Tenía la edad de Juanjo , 12 años. Casi todos los niños de mi clase guardaban sus lápices en una caja de diseño. Era la moda. Llegué a Mérida el viernes y se lo dije a mi madre. Encontró en su cuarto una caja que la recordaré toda mi vida. Ponía Belcor en la tapa. Llegó el lunes en un internado masculino del Posfranquismo. Orgulloso saqué la caja y la coloqué en el pupitre para que toda la clase la pudiera ver. La caja era rosa, tenía varios corazones rojos en el exterior y se la habían dado a mi madre en una lencería cuando fue a comprar sujetadores. Después de lucir mi caja empecé a escuchar un murmullo en clase. En unos segundos vinieron las risas. Y finalmente llegaron los calificativos despectivos sobre mi persona. Por cierto uno de ellos era "marica". Pero dejemos este calificativo para otro artículo. Se acercó mi amigo Pedro que nos sacaba una cabeza a todos y me explicó la gravedad del asunto. No estoy seguro de que Pedro percibiera que la situación era extrema. Mi futuro como persona estaba en juego si no se paraba aquello. Me quedaban más de 5 años allí y sería el débil del internado, el hazmerreír de todos. Cambiaría mi personalidad, me llenaría de complejos. Aunque no lo necesitaba, Pedro se subió a una tarima de madera para desde allí con esa autoridad militar que le caracterizaba decir: "Callaros ya. Al próximo que le diga algo a mi amigo Antonio le doy una ostia". Fue una frase histórica. Y lo fue porque yo creo que cambió mi futuro.
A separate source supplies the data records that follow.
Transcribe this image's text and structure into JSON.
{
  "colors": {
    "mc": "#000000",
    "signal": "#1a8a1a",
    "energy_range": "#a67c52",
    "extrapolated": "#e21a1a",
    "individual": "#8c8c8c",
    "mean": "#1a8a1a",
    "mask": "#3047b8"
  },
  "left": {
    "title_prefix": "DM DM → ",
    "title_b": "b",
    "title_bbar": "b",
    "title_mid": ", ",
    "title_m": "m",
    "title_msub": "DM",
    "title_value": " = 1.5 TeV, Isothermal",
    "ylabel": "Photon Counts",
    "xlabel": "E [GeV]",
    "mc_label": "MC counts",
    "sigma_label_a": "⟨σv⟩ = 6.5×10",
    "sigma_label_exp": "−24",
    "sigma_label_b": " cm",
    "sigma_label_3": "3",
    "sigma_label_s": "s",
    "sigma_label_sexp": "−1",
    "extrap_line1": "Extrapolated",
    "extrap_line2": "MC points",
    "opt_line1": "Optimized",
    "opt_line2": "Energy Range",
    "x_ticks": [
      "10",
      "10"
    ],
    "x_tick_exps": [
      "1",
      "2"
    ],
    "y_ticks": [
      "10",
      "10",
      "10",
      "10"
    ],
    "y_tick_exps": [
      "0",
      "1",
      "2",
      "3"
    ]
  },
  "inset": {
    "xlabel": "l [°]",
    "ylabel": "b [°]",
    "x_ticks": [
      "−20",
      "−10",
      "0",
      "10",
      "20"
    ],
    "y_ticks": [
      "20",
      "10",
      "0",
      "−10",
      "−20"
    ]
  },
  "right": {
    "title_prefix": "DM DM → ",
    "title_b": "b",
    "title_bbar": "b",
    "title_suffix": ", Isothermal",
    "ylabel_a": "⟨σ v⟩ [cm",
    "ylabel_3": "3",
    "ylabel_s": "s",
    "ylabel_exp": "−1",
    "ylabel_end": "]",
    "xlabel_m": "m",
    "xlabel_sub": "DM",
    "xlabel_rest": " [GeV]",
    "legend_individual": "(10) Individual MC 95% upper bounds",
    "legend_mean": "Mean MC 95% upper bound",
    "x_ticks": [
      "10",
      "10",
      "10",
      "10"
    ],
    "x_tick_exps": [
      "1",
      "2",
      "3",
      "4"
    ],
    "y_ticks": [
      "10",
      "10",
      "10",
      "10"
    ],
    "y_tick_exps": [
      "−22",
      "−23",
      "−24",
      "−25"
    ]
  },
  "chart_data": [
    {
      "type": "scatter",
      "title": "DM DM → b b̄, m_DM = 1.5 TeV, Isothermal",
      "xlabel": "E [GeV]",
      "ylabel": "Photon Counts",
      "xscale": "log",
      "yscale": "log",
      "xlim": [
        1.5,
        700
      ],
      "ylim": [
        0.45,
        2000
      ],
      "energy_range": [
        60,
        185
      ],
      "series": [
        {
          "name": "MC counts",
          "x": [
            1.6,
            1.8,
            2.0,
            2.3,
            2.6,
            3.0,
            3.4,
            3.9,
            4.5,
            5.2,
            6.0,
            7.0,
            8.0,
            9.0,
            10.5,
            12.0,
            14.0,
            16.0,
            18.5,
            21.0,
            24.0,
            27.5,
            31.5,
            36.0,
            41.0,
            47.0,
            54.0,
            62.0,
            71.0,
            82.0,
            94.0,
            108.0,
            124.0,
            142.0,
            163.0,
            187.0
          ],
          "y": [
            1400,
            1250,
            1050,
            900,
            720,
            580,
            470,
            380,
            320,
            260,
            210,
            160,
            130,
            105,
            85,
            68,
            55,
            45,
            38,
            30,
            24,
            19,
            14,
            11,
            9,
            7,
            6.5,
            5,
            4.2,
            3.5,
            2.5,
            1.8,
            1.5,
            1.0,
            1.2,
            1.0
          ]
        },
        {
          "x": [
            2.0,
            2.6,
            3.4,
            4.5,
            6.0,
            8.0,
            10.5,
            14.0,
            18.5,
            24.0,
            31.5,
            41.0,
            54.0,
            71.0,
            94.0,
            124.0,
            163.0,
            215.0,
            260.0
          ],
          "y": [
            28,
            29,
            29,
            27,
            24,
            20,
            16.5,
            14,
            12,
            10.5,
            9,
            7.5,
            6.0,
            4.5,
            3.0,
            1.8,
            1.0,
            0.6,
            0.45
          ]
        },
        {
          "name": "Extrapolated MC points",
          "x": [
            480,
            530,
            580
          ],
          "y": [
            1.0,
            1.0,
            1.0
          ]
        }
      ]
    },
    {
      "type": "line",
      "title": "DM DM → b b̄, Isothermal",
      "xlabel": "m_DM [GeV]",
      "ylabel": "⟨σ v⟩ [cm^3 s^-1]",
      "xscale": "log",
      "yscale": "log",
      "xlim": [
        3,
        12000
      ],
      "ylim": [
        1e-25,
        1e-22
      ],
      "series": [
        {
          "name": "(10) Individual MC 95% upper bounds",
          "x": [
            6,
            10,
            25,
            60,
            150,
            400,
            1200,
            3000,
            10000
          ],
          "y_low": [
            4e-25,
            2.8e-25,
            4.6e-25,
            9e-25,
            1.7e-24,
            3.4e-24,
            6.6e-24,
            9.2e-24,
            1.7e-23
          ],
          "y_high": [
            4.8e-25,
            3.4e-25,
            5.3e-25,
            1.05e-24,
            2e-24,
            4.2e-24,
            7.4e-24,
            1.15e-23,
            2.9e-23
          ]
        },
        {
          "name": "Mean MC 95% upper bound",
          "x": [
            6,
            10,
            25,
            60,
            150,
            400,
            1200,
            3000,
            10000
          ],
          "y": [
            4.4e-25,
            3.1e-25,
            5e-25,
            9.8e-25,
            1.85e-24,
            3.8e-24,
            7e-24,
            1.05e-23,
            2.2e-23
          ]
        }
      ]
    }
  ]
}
Y esto es sólo un ejemplo de todo lo que en el colegio hizo por mí. Pedro fue mi mejor amigo hasta que se fue a Zaragoza, a la academia militar. Cuando se fue ya había crecido en edad y en madurez. Alguna vez se lo he dicho pero nunca lo he escrito. Gracias Pedro, me ayudaste mucho más de lo que los dos podíamos creer en esa época donde no sabes la transcendencia que tienen algunos actos para tu futuro. Ya te vale mamá. Y tú, ¿has agradecido a tu amigo de la infancia lo que hizo por ti?